We plot now the study of deaths per month.

In [None]:
fig = go.Figure()
fig.add_trace(go.Box(y = df.groupby('Year')['Month'].value_counts(),boxmean = 'sd', name ='Deaths per month 2015-2020'))
fig.show()


We have an average of $74$ death per month each year, the maximum number was $100$ and the minimum $22$ (June 2020 because it stopped at the 15th).

We can specialise the previous study for each year.

In [None]:
data = df.groupby('Year')['Month'].value_counts()
fig = go.Figure()
fig.add_trace(go.Box(x = [i[0] for i in data.index], y = data,boxmean = True))
fig.update_layout(yaxis = dict(title = 'Deaths count'))
fig.show()

We can also see the deaths behaviour each month of each year. We do it firstly grouped.

In [None]:
from plotly.subplots import make_subplots

fig = go.Figure()
for year in df['Year'].unique():
    df_year = df[df['Year']==year]
    entry = [(month,df_year['Month'][df_year['Month']==month].count()) for month in df_year['Month'].unique()]
    fig.add_trace(go.Bar(x = [i[0] for i in entry], y = [j[1] for j in entry], name = '{}'.format(year)))
    fig.update_layout(barmode='group', yaxis = dict(title = 'Deaths count'), showlegend = True)
fig.show()

Then we plot the monthly trend.

In [None]:
data = df.groupby('Year')['Month'].value_counts().to_frame(name = 'count').reset_index()
nmonth = {'Jan':1,'Feb':2,'Mar':3,'Apr':4,'May':5,'Jun':6,'Jul':7,'Aug':8,'Sep':9,'Oct':10,'Nov':11,'Dec':12}
data['month_n'] = data['Month'].map(nmonth)
data['month_year'] = data['Year'].astype(str)+' '+ data['Month']
fig = go.Figure()
d = data.sort_values(by = ['Year','month_n'])
fig.add_trace(go.Bar(x = d['month_year'], y = d['count'], marker = dict(color =d['count'])))
fig.update_layout(barmode='group', yaxis = dict(title = 'Victims count'), xaxis = dict(nticks = 6, dtick= 12,  tickangle = -40))
fig.show()

Finally we perform a Kruskal test to determine whether the killing behaviour of white,black and hispanic people is different. 

In [None]:
data = df.groupby(['Year','race'])['Month'].value_counts().to_frame(name = 'count').reset_index()

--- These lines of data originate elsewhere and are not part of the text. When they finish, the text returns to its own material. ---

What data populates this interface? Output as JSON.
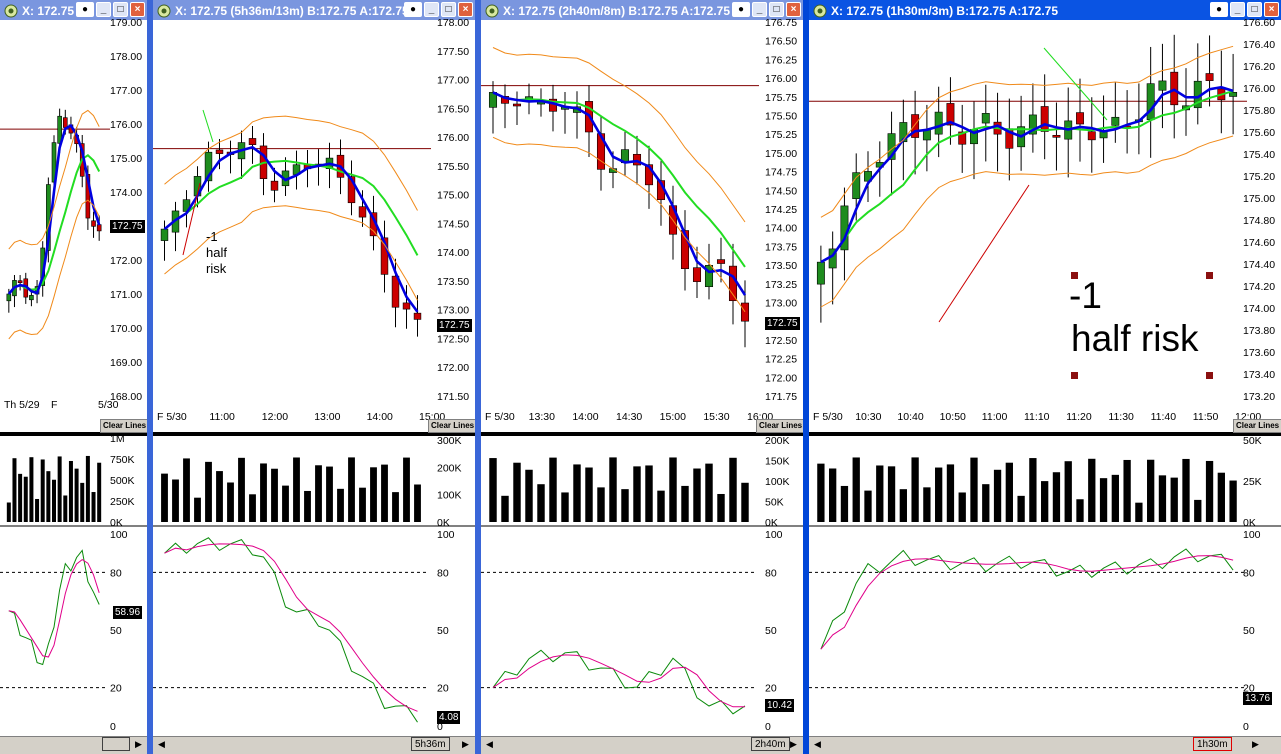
{
  "windows": [
    {
      "title": "X: 172.75",
      "price_tag": "172.75",
      "osc_tag": "58.96",
      "clear_label": "Clear Lines",
      "price_axis": [
        "179.00",
        "178.00",
        "177.00",
        "176.00",
        "175.00",
        "174.00",
        "173.00",
        "172.00",
        "171.00",
        "170.00",
        "169.00",
        "168.00"
      ],
      "time_axis": [
        "Th 5/29",
        "F",
        "5/30"
      ],
      "vol_axis": [
        "1M",
        "750K",
        "500K",
        "250K",
        "0K"
      ],
      "osc_axis": [
        "100",
        "80",
        "50",
        "20",
        "0"
      ],
      "scroll_label": ""
    },
    {
      "title": "X: 172.75 (5h36m/13m)  B:172.75 A:172.75",
      "price_tag": "172.75",
      "osc_tag": "4.08",
      "clear_label": "Clear Lines",
      "price_axis": [
        "178.00",
        "177.50",
        "177.00",
        "176.50",
        "176.00",
        "175.50",
        "175.00",
        "174.50",
        "174.00",
        "173.50",
        "173.00",
        "172.50",
        "172.00",
        "171.50"
      ],
      "time_axis": [
        "F 5/30",
        "11:00",
        "12:00",
        "13:00",
        "14:00",
        "15:00"
      ],
      "vol_axis": [
        "300K",
        "200K",
        "100K",
        "0K"
      ],
      "osc_axis": [
        "100",
        "80",
        "50",
        "20",
        "0"
      ],
      "scroll_label": "5h36m",
      "annotation": [
        "-1",
        "half",
        "risk"
      ]
    },
    {
      "title": "X: 172.75 (2h40m/8m)  B:172.75 A:172.75",
      "price_tag": "172.75",
      "osc_tag": "10.42",
      "clear_label": "Clear Lines",
      "price_axis": [
        "176.75",
        "176.50",
        "176.25",
        "176.00",
        "175.75",
        "175.50",
        "175.25",
        "175.00",
        "174.75",
        "174.50",
        "174.25",
        "174.00",
        "173.75",
        "173.50",
        "173.25",
        "173.00",
        "172.75",
        "172.50",
        "172.25",
        "172.00",
        "171.75"
      ],
      "time_axis": [
        "F 5/30",
        "13:30",
        "14:00",
        "14:30",
        "15:00",
        "15:30",
        "16:00"
      ],
      "vol_axis": [
        "200K",
        "150K",
        "100K",
        "50K",
        "0K"
      ],
      "osc_axis": [
        "100",
        "80",
        "50",
        "20",
        "0"
      ],
      "scroll_label": "2h40m"
    },
    {
      "title": "X: 172.75 (1h30m/3m)  B:172.75 A:172.75",
      "price_tag": "",
      "osc_tag": "13.76",
      "clear_label": "Clear Lines",
      "price_axis": [
        "176.60",
        "176.40",
        "176.20",
        "176.00",
        "175.80",
        "175.60",
        "175.40",
        "175.20",
        "175.00",
        "174.80",
        "174.60",
        "174.40",
        "174.20",
        "174.00",
        "173.80",
        "173.60",
        "173.40",
        "173.20"
      ],
      "time_axis": [
        "F 5/30",
        "10:30",
        "10:40",
        "10:50",
        "11:00",
        "11:10",
        "11:20",
        "11:30",
        "11:40",
        "11:50",
        "12:00"
      ],
      "vol_axis": [
        "50K",
        "25K",
        "0K"
      ],
      "osc_axis": [
        "100",
        "80",
        "50",
        "20",
        "0"
      ],
      "scroll_label": "1h30m",
      "annotation": [
        "-1",
        "half risk"
      ]
    }
  ],
  "colors": {
    "title_inactive": "#7a96df",
    "title_active": "#0a54e3",
    "bull": "#1e8c1e",
    "bear": "#cc0000",
    "ma_fast": "#0000e0",
    "ma_slow": "#22dd22",
    "band": "#f08a1a",
    "line": "#800000",
    "stoch_k": "#0a8a0a",
    "stoch_d": "#e0008a"
  },
  "icons": {
    "app": "app-logo-icon",
    "minimize": "minimize-icon",
    "maximize": "maximize-icon",
    "close": "close-icon",
    "scroll_left": "arrow-left-icon",
    "scroll_right": "arrow-right-icon"
  }
}
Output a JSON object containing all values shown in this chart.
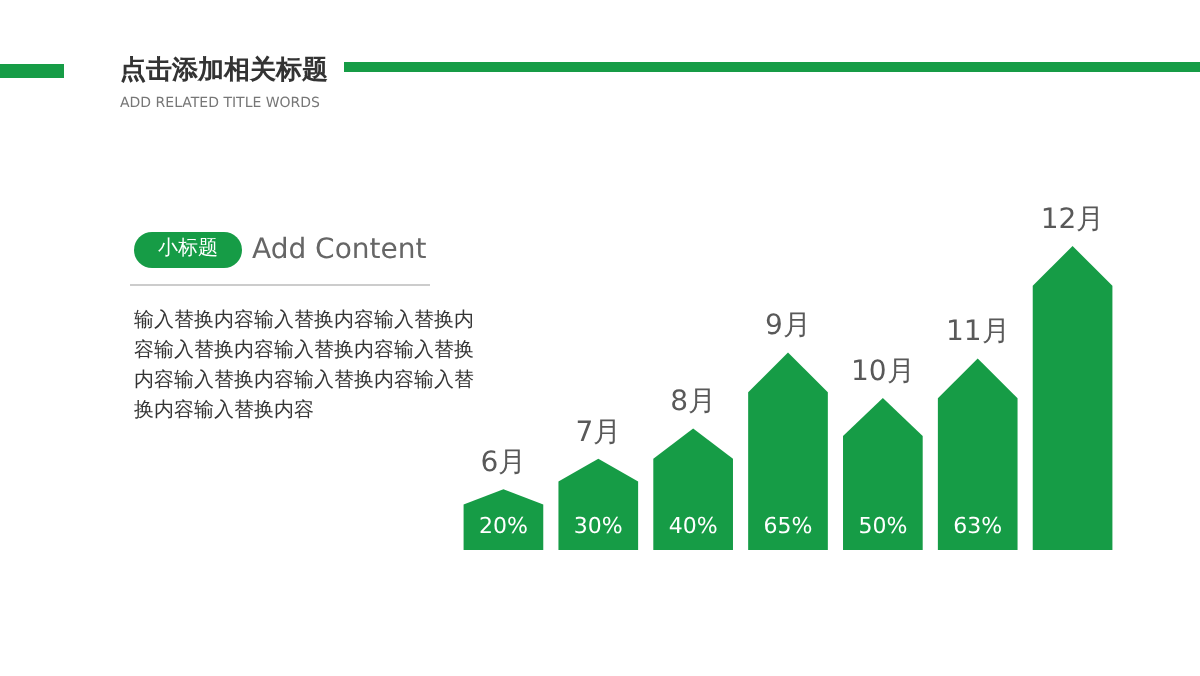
{
  "chart_data": {
    "type": "bar",
    "title": "点击添加相关标题",
    "subtitle": "ADD RELATED TITLE WORDS",
    "annotations": [
      "小标题",
      "Add Content",
      "输入替换内容输入替换内容输入替换内容输入替换内容输入替换内容输入替换内容输入替换内容输入替换内容输入替换内容输入替换内容"
    ],
    "categories": [
      "6月",
      "7月",
      "8月",
      "9月",
      "10月",
      "11月",
      "12月"
    ],
    "values": [
      20,
      30,
      40,
      65,
      50,
      63,
      100
    ],
    "value_labels": [
      "20%",
      "30%",
      "40%",
      "65%",
      "50%",
      "63%",
      null
    ],
    "color": "#169c46"
  }
}
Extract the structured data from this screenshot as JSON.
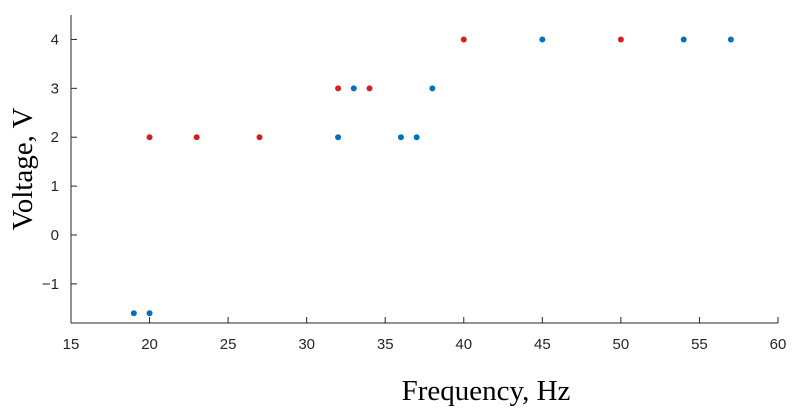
{
  "chart_data": {
    "type": "scatter",
    "title": "",
    "xlabel": "Frequency, Hz",
    "ylabel": "Voltage, V",
    "xlim": [
      15,
      60
    ],
    "ylim": [
      -1.8,
      4.5
    ],
    "xticks": [
      15,
      20,
      25,
      30,
      35,
      40,
      45,
      50,
      55,
      60
    ],
    "yticks": [
      -1,
      0,
      1,
      2,
      3,
      4
    ],
    "ytick_labels": [
      "−1",
      "0",
      "1",
      "2",
      "3",
      "4"
    ],
    "grid": false,
    "series": [
      {
        "color": "#0072BD",
        "points": [
          {
            "x": 19,
            "y": -1.6
          },
          {
            "x": 20,
            "y": -1.6
          },
          {
            "x": 32,
            "y": 2
          },
          {
            "x": 33,
            "y": 3
          },
          {
            "x": 36,
            "y": 2
          },
          {
            "x": 37,
            "y": 2
          },
          {
            "x": 38,
            "y": 3
          },
          {
            "x": 45,
            "y": 4
          },
          {
            "x": 54,
            "y": 4
          },
          {
            "x": 57,
            "y": 4
          }
        ]
      },
      {
        "color": "#D62020",
        "points": [
          {
            "x": 20,
            "y": 2
          },
          {
            "x": 23,
            "y": 2
          },
          {
            "x": 27,
            "y": 2
          },
          {
            "x": 32,
            "y": 3
          },
          {
            "x": 34,
            "y": 3
          },
          {
            "x": 40,
            "y": 4
          },
          {
            "x": 50,
            "y": 4
          }
        ]
      }
    ]
  }
}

data_black = data.loc[(data['race'] == 'Black') & (data['Year'] <= 2017)].copy()
data_white = data.loc[(data['race'] == 'White')& (data['Year'] <= 2017)].copy()
data_hispanic = data.loc[(data['race'] == 'Hispanic') & (data['Year'] <= 2017)].copy()

wbh_dist_2015 = [197.534,39.597,56.496]
wbh_dist_2016 = [197.479, 39.717,57.398]
wbh_dist_2017 = [197.285, 40.129, 58.846]

white_dist = np.append([np.array([19.7534 for i in range(12)]),np.array([19.7479 for i in range(12)])], 
                      [np.array([19.7285 for i in range(12)])])
black_dist = np.append([np.array([3.9597 for i in range(12)]),np.array([3.9717 for i in range(12)])], 
                      [np.array([4.0129 for i in range(12)])])
hisp_dist = np.append([np.array([5.6496 for i in range(12)]),np.array([5.7398 for i in range(12)])], 
                      [np.array([5.8846 for i in range(12)])])

data_white['count'] = data_white['count']/white_dist
data_black['count'] = data_black['count']/black_dist
data_hispanic['count'] = data_hispanic['count']/hisp_dist


print(kruskal(data_white['count'],data_black['count']))
print(kruskal(data_white['count'],data_hispanic['count']))
print(kruskal(data_hispanic['count'],data_black['count']))

In conclusion, we can say that consistently the differences of police shooting over time of White, Hispanic and Black people is statistically significant.